Через три с половиной часа он был уже в своём кабинете, настраиваясь
на бессонную рабочую ночь – завтра всё равно суббота, будет ещё возможность выспаться…
***
В понедельник на утренней планёрке Артамонова ждал очередной сюрприз не из самых приятных, недостатка в коих в последнее время не было. В пятницу, пока он отсутствовал по причине командировки к учредителю, Луиза Аркадьевна успела пригласить на работу под своё начало двух новеньких сотрудниц, которые теперь с любопытством и удивлением таращились на главного: воистину Москва – город маленький! Ну и круто же поднялся Андрей Артамонов за каких-то несколько месяцев, что они не виделись…

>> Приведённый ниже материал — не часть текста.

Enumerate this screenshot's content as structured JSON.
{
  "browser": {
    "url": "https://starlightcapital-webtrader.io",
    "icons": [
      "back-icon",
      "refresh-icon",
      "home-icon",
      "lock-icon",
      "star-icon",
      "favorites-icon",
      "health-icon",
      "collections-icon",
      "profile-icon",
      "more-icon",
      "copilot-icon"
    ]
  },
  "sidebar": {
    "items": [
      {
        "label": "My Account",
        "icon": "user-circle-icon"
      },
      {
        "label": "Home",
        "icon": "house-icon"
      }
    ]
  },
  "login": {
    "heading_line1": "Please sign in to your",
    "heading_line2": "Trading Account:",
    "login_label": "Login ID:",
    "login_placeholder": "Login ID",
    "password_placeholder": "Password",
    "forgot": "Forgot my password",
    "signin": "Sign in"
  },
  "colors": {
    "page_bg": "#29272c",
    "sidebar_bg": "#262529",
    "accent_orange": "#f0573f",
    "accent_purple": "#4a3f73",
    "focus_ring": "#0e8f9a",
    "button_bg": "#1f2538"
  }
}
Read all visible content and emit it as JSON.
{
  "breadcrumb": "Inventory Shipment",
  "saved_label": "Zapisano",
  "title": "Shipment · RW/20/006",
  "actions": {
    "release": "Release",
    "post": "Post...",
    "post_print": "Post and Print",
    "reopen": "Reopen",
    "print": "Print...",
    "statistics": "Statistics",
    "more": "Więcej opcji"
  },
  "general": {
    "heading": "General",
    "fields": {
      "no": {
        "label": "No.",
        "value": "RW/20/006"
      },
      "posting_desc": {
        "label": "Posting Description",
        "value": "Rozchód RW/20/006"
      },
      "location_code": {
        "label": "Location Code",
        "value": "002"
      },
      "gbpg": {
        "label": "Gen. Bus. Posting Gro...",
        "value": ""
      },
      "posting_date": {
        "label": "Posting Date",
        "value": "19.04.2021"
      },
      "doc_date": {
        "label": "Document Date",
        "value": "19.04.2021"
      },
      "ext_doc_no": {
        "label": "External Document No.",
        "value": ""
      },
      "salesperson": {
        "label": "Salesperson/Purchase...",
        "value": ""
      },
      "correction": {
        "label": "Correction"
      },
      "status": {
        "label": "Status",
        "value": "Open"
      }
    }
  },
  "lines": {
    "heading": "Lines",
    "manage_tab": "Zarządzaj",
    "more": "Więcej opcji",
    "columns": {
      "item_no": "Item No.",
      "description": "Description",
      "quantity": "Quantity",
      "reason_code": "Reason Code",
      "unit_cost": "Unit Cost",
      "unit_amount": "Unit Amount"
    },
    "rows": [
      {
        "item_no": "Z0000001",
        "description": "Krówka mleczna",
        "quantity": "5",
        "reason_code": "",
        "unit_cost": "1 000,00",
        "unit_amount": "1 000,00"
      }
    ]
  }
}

– Разрешите представить вам, Андрей Петрович, моих новых коллег, опытных и продуктивных рекламистов, которых я перевербовала из…
– А мы знакомы, – Артамонову не пришлось даже всматриваться в незабытые ещё лица ушлых сексапильных девиц-рекламщиц, недурно зарабатывавших на теме «комфортного и быстрого снижения веса», готовых хоть самое страшное проклятье рода человеческого изобразить в светлейших и благороднейших красках и тонах, если им заплатят. – Это Настя и Оля. Настя – из журнала «Образ жизни», а Оля, кажется, работала в «Бьюти» и «VIP-премьере» одновременно. Я не ошибся? Или… что-то с памятью моей стало? Тогда извините.
– Андрей Петрович! Какие извинения, это именно мы. Как здорово, что вместе теперь будем работать, если, вы возьмёте нас, конечно! То вы были одним из лучших наших рекламодателей по… – в один голос выразили свою радость от встречи и одновременно же осеклись неглупые, действительно опытные специалистки рекламного жанра так называемых глянцевых журналов, не решившись озвучить без разрешения недавнюю ниву деятельности человека (сетевой маркетинг, увы, пока не сделался в нашей стране почётной профессией), от которого, возможно, если он их примет, будет теперь зависеть комфортность и материальная стабильность, а также длительность их профессиональной деятельности на новом месте.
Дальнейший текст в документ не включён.